The line from the first cast unfurls and hits the water. Even though the line lands softly, it is almost as if a bomb went off as the line sends concentric rings ever outward, disturbing a once placid surface.Successive casts put the fly into the zone of the usual first fishes lie, and where I believe our early morning riser is calmly laying.The mend is right and the drift is good. As the fly comes through slow and steady and enters the fishes holding lie,a slight tightening of the line and small pluck are all that registers on the line and rod. "That was him" I say quietly. I am  answered with "Do they grab it that softly"?  "Sometimes even softer" I say. Another few drifts through and the same pluck, almost more of a kiss happens again. We change flies and try to get a solid commitment out of the fish to no avail. This fish would not move aggressively to the fly so we went in search of another. This experience at this run will be saved in the super computer of my mind and will go in with all the other calculations and observations that I am constantly rolling around in my mind.
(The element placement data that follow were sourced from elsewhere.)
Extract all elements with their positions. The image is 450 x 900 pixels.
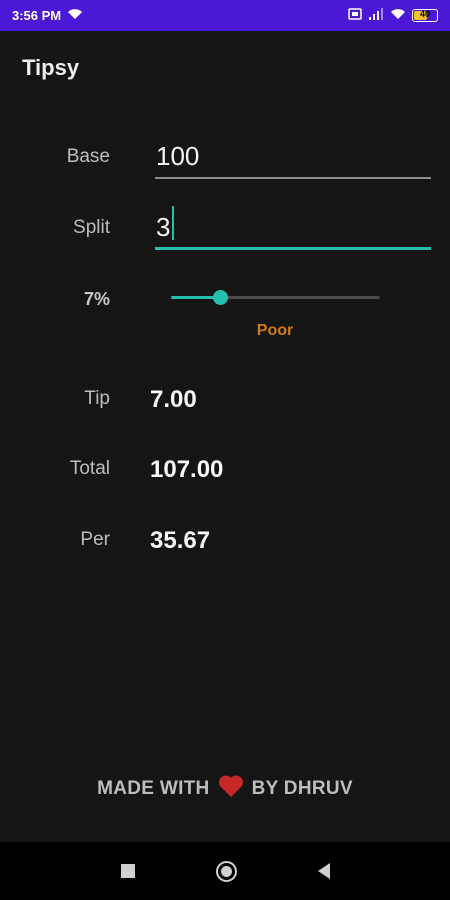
sim-icon — [348, 8, 362, 23]
base-input[interactable]: 100 — [156, 141, 199, 172]
wifi-icon — [67, 8, 83, 23]
battery-icon: 40 — [412, 9, 438, 22]
split-input[interactable]: 3 — [156, 212, 170, 243]
base-label: Base — [66, 146, 110, 167]
tip-quality-label: Poor — [256, 322, 294, 339]
per-person-label: Per — [80, 529, 110, 550]
app-title: Tipsy — [22, 55, 80, 80]
battery-level: 40 — [419, 9, 430, 19]
split-label: Split — [73, 217, 110, 238]
total-label: Total — [69, 458, 110, 479]
signal-icon — [368, 8, 384, 23]
footer-suffix: BY DHRUV — [251, 778, 353, 799]
text-cursor — [172, 206, 174, 240]
tip-label: Tip — [84, 388, 110, 409]
wifi-signal-icon — [390, 8, 406, 23]
tip-slider-thumb[interactable] — [212, 290, 228, 305]
tip-value: 7.00 — [150, 386, 197, 413]
recents-button-icon[interactable] — [120, 864, 135, 878]
footer-credit: MADE WITH BY DHRUV — [0, 774, 450, 804]
split-input-underline — [155, 247, 431, 250]
per-person-value: 35.67 — [150, 527, 211, 554]
status-bar: 3:56 PM 40 — [0, 0, 450, 31]
total-value: 107.00 — [150, 456, 224, 483]
base-input-underline — [155, 177, 431, 179]
footer-prefix: MADE WITH — [97, 778, 210, 799]
status-time: 3:56 PM — [12, 8, 62, 23]
navigation-bar — [0, 842, 450, 900]
tip-percent-label: 7% — [83, 289, 110, 309]
back-button-icon[interactable] — [317, 863, 330, 879]
tip-slider[interactable] — [171, 290, 380, 305]
heart-icon — [218, 774, 244, 804]
home-button-icon[interactable] — [215, 860, 237, 882]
Every one of these experiences is more information complied on the ever elusive and unpredictable quarry we chase.There is more than one way to count success in my book and hooking every fish I go up against is not the measure I use.

Then I got to thinking......Having one of the last really healthy wild fish rivers on the planet to pursue these fish is a gift. Every wild fish encountered here is a gift and this last trip really hammered that point home to me.In fact every part of the fishing experience on this river is a gift. It's a gift to be able to RUN up and down her banks. It's a gift to be able to SEE her in her fall beauty, leaves brilliantly colored in the afternoon sun. It's a gift to be able to HEAR the raven call from on high as he rides the canyon wind. The water ouzel and the otter, the beaver, heron and eagle are just some of the gifts you see on any given day.All of the senses come alive as you ply her waters and the overwhelming feeling of being very small and insignificant take over. It's an amazing place to steward and support, full of gifts to be unwrapped as they show themselves daily. The fish are but a few of the many treasures on this river.

I thank God daily for the gifts He has given me......my wife, my kids, my extended family and friends. I am thankful for health and prosperity and the ability to enjoy what He has created for us.

Wherever you fish.......look for and appreciate the gifts you find and remember who the gift giver is.

3 comments

  1. Ken Campbell Says:
  2. Strong.

     
  3. Anonymous Says:
  4. A grounded steelhead fly rodder. Very refreshing in a world full of HUGE egos. Talking with most of these high profile guides, you'd think THEY made heaven and earth.